Fig. 5. Particles in active actin-microtubule networks exhibit subdiffusive behavior at short lag times, while near-ballistic motor-driven behavior dominates their long-time dynamics.

Fig. 5

(A) Sample image from one of the movies (movie S9) used for particle-tracking analysis of active actin-microtubule networks (center). Images of microtubules in the network before (left) and after (right) experiments. Scale bars, 50 μm. (B) Mean squared displacements (MSDs) of microspheres embedded in cytoskeleton networks, determined via particle-tracking algorithms, divided by the corresponding lag time (Δt) as a function of Δt. MSD/Δt curves for active actin-microtubule (magenta), active actin (teal), and inactive actin-microtubule (purple) networks are shown. Scaling bars and corresponding numbers show approximate power-law scaling of MSD/Δt curves. Particles in inactive actin-microtubule networks exhibit subdiffusive behavior over the entire experimental window, while in active actin networks, they exhibit near-ballistic dynamics over the majority of the experimental lag times.
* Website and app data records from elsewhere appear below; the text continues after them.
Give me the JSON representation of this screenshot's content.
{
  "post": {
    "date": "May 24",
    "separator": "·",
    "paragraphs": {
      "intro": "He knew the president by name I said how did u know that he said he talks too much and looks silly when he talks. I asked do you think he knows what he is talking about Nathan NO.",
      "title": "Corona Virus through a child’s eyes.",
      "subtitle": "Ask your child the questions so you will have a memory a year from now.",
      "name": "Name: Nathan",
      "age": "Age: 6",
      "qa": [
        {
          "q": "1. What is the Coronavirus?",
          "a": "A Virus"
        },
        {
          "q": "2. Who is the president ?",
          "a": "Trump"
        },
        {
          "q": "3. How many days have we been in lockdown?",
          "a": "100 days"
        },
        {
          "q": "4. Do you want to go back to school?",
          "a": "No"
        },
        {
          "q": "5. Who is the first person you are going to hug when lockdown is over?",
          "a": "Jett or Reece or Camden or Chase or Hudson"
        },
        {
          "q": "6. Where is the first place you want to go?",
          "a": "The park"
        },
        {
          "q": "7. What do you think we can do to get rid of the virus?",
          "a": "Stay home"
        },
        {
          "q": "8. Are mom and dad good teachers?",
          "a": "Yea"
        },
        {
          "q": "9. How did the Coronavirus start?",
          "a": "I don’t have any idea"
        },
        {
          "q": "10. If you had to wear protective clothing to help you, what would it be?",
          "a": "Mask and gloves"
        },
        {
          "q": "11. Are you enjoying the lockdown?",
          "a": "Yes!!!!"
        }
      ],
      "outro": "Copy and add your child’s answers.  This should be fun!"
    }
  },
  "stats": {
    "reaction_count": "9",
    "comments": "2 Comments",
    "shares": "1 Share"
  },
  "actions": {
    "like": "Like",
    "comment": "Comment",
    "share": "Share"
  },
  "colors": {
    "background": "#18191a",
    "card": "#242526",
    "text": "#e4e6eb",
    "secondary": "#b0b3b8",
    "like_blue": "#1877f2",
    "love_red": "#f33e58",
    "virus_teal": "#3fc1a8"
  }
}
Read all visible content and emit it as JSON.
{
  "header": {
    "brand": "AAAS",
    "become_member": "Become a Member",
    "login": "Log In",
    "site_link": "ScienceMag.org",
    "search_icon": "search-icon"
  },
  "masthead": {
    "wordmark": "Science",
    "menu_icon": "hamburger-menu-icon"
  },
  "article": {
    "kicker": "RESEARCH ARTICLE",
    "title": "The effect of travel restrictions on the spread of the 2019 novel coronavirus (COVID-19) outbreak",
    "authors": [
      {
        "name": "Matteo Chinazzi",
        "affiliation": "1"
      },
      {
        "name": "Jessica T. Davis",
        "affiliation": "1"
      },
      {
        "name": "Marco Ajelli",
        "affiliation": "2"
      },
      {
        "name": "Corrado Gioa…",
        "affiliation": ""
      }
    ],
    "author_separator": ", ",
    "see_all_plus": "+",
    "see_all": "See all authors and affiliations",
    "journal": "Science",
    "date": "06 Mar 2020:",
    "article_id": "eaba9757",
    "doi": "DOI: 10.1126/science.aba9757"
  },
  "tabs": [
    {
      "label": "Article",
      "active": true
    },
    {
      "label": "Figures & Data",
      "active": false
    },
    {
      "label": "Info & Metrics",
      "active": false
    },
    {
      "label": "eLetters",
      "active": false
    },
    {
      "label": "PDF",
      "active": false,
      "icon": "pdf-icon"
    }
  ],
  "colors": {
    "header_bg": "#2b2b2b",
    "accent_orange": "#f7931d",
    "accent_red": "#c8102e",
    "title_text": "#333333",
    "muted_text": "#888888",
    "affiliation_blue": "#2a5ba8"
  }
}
In active actin-microtubule networks, on the other hand, particles exhibit subdiffusion similar to inactive networks for short lag times but transition to dynamics similar to active actin networks at large lag times. (C) Elastic moduli G′(ω) derived from the MSDs shown in (B). The frequency range shown corresponds to the time scales over which active dynamics (i.e., ballistic motion) are evident in (B). Inset shows <G′>, averaged over all frequencies shown, for each G′(ω) curve displayed. Color code is shown in (B).